Relexamento de prisão. Indeferimento.

Processo nº 102312007

Ação Penal Pública

Acusado: J C P, vulgo “Chupa Cabra”

Vítima: Poliana Dias da Silva e outra

Vistos, etc.

 

01. Cuida-se de pedido de Ação Penal, que move o Ministério Público contra J. C.s P., por incidência comportamental no artigo 157,§2º, I e II, do CP.

02. O acusado foi preso e autuado em flagrante, em razão do que permanece segregado. (fls.07/12)

03. O acusado já teve indeferido um de Liberdade Provisória . (fls.88/101)

04. O acusado, agora, postula o relaxamento de sua prisão em flagrante, alegando excesso de prazo para conclusão da instrução. (fls. 137/145)
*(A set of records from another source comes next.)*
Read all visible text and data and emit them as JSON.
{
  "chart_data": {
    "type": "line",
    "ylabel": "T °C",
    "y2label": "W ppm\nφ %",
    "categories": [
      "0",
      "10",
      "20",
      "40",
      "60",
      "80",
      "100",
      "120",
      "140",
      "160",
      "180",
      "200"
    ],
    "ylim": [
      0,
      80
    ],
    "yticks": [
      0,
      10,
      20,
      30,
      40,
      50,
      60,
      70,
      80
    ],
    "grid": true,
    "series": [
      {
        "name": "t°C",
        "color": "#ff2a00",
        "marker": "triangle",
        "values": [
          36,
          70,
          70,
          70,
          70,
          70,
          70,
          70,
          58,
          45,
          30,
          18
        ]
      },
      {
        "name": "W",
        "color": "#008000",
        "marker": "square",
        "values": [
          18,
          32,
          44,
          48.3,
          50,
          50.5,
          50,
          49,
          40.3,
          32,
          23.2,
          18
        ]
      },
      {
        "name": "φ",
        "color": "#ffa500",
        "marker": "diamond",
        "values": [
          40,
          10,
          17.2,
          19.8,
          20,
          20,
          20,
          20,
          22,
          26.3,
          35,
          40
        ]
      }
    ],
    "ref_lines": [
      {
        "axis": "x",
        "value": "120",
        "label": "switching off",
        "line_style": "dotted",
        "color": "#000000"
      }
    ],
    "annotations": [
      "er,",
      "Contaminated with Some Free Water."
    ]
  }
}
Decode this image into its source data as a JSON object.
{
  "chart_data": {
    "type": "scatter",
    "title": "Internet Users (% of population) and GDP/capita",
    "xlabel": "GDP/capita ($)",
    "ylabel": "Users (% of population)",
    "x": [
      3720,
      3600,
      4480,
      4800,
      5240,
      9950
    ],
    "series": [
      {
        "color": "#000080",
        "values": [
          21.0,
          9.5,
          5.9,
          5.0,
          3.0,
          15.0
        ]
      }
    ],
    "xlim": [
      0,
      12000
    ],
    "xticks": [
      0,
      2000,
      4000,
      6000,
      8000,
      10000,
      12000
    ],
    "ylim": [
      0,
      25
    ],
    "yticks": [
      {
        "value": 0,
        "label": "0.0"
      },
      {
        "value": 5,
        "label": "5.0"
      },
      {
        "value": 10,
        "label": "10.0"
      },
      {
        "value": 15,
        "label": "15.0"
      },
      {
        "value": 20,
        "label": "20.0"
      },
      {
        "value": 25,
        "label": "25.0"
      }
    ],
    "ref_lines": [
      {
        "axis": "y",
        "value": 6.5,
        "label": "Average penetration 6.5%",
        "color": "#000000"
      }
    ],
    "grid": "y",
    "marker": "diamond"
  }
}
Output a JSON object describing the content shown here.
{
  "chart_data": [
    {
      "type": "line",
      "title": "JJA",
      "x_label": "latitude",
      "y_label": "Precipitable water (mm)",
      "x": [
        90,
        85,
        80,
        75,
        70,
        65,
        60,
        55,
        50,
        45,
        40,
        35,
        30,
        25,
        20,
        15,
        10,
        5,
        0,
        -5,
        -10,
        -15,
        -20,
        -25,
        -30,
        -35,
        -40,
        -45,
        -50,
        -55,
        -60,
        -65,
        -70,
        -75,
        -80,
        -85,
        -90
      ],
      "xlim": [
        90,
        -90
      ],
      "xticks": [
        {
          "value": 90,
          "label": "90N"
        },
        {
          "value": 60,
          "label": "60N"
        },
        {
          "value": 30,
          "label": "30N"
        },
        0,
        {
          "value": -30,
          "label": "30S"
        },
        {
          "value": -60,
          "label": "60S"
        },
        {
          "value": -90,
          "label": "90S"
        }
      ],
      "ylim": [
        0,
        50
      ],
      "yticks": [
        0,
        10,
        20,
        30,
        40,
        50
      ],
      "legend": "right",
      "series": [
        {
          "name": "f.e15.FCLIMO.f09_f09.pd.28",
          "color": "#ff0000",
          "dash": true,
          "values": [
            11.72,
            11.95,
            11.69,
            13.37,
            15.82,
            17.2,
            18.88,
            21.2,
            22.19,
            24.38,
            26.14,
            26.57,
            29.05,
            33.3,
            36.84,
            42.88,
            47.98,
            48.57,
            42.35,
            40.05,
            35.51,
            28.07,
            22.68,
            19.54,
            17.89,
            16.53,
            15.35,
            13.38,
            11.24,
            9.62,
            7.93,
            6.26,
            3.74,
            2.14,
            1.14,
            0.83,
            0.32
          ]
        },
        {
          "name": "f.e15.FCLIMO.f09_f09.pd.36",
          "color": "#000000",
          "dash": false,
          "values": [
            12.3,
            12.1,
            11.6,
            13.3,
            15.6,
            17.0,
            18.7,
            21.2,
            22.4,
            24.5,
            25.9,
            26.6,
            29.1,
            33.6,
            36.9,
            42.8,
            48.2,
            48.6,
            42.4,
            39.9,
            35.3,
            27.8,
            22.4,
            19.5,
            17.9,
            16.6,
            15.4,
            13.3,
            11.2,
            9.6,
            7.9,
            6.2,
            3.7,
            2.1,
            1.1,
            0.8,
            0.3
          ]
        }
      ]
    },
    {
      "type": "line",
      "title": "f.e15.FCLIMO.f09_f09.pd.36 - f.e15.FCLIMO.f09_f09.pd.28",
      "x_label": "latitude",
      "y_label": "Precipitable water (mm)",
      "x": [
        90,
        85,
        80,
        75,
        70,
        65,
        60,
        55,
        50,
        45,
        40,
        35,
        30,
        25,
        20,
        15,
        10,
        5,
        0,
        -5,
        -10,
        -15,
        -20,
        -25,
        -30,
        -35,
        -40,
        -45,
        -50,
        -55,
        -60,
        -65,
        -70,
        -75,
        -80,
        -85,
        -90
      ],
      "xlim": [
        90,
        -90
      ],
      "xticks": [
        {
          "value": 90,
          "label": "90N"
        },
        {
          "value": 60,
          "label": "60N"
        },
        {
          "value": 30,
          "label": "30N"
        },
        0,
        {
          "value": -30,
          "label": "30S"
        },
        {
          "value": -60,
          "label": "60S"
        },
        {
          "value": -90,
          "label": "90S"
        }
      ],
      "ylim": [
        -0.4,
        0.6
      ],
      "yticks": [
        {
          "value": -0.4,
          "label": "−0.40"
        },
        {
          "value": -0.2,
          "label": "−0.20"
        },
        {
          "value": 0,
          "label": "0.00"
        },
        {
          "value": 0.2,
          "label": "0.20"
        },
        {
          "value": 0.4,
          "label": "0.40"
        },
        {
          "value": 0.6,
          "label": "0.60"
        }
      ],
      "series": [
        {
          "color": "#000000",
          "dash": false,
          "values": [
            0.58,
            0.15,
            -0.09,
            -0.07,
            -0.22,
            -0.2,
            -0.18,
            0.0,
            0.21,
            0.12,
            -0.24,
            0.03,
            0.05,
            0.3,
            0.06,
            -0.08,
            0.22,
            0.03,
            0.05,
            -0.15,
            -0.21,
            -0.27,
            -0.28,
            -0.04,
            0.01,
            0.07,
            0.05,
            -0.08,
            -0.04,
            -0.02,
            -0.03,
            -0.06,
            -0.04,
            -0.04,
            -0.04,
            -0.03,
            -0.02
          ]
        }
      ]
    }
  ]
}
05. O Ministério Público, instado a se manifestar, opinou pelo deferimento do pleito.(fls. 165/167)

06. Vieram-me os autos conclusos para deliberar

 

07. Anotei acima que o acusado J. C. P., vulgo “Chupa Cabra”, foi denunciado por crime de roubo qualificado, tendo a persecução criminal se iniciado com a prisão em flagrante do acusado.

08. O acusado foi preso em flagrante no dia 1º de maio do corrente e preso continua até a data atual. (fls.07/12)

08.01. A considerar a data do recebimento da denúncia, dia 27 de maio do corrente, o acusado está preso, sob a responsabilidade do signatário, há exatos 109(cento e nove) dias.

08.02 Compreendo que esse tempo de prisão não é irrazoável, razão pela qual entendo que não há constrangimento ilegal e, sem constrangimento ilegal, não estou obrigado a relaxar a prisão do acusado.

09. Incontáveis vezes tenho dito que, nos dias atuais, não se adota mais o critério puramente aritmético para os fins colimados pelo acusado.

09.01. Nos dias de hoje, todos sabemos, o critério é o da razoabilidade. À luz desse critério, não há excesso.

10. No exame dessas questões, releva notar, não se pode perder de vista a grande quantidade de processos a exigir do magistrado dedicação.

10.01 Não se pode, ademais, olvidar que a criminalidade se multiplicou e se sofisticou e o Poder Judiciário, de rigor, não se aparelhou para enfrentar a proliferação de crimes, sobretudo de crimes violentos, como o albergado nos autos sub examine.

10.02 No exame dessas questões ou se flexibiliza o tempo de prisão, ou se adota o critério da razoabilidade, ou se leva em conta das adversidades que enfrentamos, todos os dias, para exercer as nossas atividades, ou, doravante, nenhuma prisão se sustentará.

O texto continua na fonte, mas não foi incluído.